Changing trends in incidence and mortality of thyroid cancer in Scotland
Article first published online: 17 DEC 2004
Volume 62, Issue 2, pages 156–162, February 2005
How to Cite
Reynolds, R. M., Weir, J., Stockton, D. L., Brewster, D. H., Sandeep, T. C. and Strachan, M. W. J. (2005), Changing trends in incidence and mortality of thyroid cancer in Scotland. Clinical Endocrinology, 62: 156–162. doi: 10.1111/j.1365-2265.2004.02187.x
- Issue published online: 17 DEC 2004
- Article first published online: 17 DEC 2004
- (Received 5 October 2004; returned for revision 30 October 2004; finally revised 2 November 2004; accepted 2 November 2004)
Objective The incidence of thyroid cancer is increasing in several countries. The aim was to investigate trends in the incidence and mortality of thyroid cancer in Scotland, where thyroid cancer is relatively uncommon, between 1960 and 2002.
Design Descriptive epidemiological study.
Methods Thyroid cancer registrations between 1960 and 2000 were obtained from the Scottish Cancer Registry. Mortality data (1960–2002) and population estimates were supplied by the Registrar General for Scotland. Incidence and mortality data are expressed as age-specific rates and European age-standardized rates (EASRs).
Results Thyroid cancer was three times more common in females than in males and was more common in older than younger age groups. Between 1960 and 2000, the annual EASR of thyroid cancer increased from 1·76 to 3·54 per 100 000 for females (P < 0·001) and from 0·83 to 1·25 per 100 000 in males (P < 0·001). The overall thyroid cancer increase between 1975 and 2000 was primarily caused by an increase in papillary thyroid cancer, particularly over the most recent decade.
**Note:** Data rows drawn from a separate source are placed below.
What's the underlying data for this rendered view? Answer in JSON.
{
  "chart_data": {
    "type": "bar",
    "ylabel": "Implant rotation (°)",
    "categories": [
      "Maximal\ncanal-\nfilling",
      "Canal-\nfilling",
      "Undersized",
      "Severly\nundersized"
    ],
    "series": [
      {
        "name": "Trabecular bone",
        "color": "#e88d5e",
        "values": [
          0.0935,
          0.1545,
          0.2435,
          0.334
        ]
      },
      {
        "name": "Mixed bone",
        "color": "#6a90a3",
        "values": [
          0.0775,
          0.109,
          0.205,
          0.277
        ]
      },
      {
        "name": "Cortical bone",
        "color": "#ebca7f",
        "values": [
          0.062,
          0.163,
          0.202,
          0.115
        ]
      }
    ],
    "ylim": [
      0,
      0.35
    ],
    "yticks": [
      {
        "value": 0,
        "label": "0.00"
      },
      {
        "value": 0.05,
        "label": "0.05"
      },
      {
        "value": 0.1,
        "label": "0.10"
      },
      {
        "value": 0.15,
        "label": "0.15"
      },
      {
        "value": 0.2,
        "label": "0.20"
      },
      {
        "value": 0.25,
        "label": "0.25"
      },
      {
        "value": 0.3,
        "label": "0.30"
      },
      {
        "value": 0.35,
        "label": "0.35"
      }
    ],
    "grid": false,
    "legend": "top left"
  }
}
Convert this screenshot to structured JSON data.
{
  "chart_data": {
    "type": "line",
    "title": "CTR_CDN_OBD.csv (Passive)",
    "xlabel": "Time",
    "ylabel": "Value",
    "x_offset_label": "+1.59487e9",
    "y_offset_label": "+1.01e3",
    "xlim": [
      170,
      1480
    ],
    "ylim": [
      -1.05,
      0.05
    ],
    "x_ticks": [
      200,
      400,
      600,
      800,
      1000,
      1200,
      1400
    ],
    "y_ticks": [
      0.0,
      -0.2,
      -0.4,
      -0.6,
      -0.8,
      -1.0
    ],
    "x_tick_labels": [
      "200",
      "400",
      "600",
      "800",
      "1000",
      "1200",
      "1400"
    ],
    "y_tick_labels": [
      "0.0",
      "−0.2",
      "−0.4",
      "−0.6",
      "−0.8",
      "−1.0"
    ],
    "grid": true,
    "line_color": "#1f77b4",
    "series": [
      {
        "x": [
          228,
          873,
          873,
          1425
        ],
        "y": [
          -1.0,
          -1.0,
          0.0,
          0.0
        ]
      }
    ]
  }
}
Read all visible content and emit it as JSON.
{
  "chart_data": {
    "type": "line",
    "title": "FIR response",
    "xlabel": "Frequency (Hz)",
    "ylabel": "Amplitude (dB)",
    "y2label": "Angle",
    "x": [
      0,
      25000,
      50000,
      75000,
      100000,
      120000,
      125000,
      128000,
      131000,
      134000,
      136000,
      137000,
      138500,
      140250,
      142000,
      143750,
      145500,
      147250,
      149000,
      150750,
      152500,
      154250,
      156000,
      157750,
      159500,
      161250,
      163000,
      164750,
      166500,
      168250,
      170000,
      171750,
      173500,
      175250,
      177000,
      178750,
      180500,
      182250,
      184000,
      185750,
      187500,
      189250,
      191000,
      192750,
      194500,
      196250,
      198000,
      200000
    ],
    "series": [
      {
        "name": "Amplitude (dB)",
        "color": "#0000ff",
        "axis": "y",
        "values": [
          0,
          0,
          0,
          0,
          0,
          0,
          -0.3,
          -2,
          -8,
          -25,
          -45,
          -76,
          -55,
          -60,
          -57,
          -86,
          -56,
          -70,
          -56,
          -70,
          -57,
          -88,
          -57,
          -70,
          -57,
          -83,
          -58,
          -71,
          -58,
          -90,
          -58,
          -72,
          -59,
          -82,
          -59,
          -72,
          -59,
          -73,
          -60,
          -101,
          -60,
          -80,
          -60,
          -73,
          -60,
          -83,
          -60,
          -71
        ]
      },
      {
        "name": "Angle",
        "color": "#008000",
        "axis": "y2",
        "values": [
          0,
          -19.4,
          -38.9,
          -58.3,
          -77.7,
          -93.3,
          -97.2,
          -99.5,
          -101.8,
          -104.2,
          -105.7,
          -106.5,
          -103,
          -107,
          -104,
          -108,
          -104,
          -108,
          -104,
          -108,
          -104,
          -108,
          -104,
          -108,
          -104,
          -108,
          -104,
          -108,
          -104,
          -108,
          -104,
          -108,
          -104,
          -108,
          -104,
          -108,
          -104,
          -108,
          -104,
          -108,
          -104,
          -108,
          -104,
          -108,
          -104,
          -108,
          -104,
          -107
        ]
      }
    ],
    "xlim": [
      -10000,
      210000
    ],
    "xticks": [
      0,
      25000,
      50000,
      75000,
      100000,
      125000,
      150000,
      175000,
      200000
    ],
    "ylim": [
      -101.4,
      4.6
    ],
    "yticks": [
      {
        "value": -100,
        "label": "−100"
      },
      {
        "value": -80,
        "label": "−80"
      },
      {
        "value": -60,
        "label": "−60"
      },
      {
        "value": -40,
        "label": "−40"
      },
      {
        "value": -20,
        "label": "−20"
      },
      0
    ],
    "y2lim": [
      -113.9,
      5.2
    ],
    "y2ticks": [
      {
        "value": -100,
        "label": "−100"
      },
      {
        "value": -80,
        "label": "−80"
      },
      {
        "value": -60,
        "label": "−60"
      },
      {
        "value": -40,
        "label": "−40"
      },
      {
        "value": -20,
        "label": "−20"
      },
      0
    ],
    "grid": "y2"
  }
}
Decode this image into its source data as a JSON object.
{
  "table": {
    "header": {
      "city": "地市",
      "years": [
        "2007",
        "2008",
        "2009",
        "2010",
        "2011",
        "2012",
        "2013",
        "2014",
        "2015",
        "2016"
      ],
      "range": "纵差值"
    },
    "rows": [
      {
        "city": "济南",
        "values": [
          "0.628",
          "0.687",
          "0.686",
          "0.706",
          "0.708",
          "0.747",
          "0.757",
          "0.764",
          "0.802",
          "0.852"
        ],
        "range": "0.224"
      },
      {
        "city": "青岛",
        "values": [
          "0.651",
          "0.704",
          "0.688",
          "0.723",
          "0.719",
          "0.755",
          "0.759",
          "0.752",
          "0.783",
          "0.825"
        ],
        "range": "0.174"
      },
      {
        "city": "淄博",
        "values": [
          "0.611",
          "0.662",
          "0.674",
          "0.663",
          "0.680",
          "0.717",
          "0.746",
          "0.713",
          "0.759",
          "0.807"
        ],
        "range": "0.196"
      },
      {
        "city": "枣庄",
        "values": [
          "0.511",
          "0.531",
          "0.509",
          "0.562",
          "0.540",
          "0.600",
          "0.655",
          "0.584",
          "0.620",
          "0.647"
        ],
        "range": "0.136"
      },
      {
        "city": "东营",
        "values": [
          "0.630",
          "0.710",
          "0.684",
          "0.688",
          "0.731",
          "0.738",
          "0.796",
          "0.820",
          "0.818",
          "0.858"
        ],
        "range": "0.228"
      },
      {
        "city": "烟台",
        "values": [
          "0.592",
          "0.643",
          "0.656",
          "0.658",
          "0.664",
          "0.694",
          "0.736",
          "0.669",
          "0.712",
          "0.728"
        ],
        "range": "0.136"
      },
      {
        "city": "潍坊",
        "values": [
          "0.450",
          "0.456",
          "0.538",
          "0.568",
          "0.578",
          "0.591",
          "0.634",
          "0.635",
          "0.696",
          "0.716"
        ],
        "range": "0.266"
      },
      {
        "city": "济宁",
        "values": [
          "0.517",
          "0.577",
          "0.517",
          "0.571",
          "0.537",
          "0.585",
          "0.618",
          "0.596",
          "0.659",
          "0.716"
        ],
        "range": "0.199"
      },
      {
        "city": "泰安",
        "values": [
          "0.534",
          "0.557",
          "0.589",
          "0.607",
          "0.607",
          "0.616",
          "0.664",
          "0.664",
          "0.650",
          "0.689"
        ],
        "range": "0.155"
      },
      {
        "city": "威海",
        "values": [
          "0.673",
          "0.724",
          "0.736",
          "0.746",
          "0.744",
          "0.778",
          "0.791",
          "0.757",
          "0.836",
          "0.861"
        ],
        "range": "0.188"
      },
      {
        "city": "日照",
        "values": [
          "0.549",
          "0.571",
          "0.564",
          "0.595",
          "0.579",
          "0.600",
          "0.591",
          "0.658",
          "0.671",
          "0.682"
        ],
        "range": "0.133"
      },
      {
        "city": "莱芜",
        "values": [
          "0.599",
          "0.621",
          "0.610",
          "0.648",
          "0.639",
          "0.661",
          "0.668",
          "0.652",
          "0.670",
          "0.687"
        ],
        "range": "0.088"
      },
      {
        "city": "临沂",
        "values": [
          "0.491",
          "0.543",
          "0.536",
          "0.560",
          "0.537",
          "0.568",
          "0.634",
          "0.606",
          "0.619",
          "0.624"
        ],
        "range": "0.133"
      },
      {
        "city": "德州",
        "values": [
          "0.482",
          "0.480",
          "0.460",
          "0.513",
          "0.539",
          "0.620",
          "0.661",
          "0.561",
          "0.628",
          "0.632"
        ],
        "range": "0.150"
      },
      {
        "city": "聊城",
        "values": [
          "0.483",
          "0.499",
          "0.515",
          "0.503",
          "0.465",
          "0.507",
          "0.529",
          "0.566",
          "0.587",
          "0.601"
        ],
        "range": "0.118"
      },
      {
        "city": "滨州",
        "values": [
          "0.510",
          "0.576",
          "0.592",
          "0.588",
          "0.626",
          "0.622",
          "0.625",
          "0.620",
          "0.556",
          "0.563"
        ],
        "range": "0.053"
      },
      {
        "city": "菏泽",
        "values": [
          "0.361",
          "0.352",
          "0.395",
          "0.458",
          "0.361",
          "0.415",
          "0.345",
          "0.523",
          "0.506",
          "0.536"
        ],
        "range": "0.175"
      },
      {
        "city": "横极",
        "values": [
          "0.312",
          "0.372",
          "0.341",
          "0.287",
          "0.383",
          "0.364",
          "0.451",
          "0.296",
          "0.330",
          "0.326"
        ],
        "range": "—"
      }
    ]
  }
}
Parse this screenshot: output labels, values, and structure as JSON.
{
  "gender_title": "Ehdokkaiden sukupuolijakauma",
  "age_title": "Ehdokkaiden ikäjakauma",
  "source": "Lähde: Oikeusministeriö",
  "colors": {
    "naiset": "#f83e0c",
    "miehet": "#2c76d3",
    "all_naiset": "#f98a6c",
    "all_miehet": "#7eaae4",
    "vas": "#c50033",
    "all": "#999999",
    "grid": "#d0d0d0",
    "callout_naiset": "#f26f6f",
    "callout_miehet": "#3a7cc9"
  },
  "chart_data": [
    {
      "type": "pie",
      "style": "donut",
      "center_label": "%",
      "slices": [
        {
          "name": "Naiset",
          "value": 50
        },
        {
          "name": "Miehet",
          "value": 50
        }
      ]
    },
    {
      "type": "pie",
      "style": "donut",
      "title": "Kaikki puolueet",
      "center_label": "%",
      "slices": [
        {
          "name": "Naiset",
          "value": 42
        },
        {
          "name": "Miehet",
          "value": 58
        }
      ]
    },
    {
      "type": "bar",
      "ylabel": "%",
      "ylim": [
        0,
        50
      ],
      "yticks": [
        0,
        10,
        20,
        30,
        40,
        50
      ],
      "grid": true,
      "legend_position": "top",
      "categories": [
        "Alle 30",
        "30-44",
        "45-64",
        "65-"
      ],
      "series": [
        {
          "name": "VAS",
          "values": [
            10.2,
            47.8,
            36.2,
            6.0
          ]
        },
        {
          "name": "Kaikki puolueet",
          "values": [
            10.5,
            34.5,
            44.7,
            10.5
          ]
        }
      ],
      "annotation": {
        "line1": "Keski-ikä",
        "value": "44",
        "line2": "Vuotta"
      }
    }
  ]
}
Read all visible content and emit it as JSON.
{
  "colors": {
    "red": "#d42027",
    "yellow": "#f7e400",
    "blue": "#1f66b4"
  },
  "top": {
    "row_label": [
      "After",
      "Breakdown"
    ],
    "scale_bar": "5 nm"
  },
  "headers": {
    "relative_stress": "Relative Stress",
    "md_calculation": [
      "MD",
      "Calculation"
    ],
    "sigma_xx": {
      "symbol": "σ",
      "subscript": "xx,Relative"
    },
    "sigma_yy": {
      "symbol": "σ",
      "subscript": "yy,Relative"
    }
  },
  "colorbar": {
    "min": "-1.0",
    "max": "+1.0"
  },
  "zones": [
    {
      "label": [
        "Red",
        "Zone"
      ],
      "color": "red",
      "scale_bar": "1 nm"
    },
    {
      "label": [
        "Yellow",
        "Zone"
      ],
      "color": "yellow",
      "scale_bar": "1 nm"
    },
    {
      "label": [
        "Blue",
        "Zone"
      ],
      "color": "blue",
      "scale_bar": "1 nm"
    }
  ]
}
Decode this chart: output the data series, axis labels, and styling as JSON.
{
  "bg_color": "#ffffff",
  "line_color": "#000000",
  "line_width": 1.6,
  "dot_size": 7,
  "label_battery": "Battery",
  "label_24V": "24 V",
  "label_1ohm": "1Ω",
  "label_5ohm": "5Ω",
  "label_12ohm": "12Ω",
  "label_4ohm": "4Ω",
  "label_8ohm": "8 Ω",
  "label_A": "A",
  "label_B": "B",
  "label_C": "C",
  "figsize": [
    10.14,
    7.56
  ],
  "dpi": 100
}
The incidence of follicular thyroid cancer also increased while the incidence of anaplastic and medullary thyroid cancer did not change significantly. Mortality from thyroid cancer fell progressively between 1960 and 2002. EASR for females decreased from 1·05 to 0·28 (P < 0·001) and in males from 0·73 to 0·34 (P < 0·001). For both sexes, in general, survival at 1-, 5- and 10-year follow-up intervals from diagnosis improved steadily over the study period. In both females and males, survival from thyroid cancer was better if the diagnosis was made under the age of 50 years.
Conclusions Thyroid cancer incidence has increased in Scotland over the past 40 years. This is accompanied by a change in the distribution of histological type with a particular increase in papillary carcinoma. The reasons for this may relate partly to changes in clinical practice and histological criteria. Falling mortality in the face of increasing incidence reflects improvements in survival, which should improve further with the introduction and implementation of standardized treatment protocols.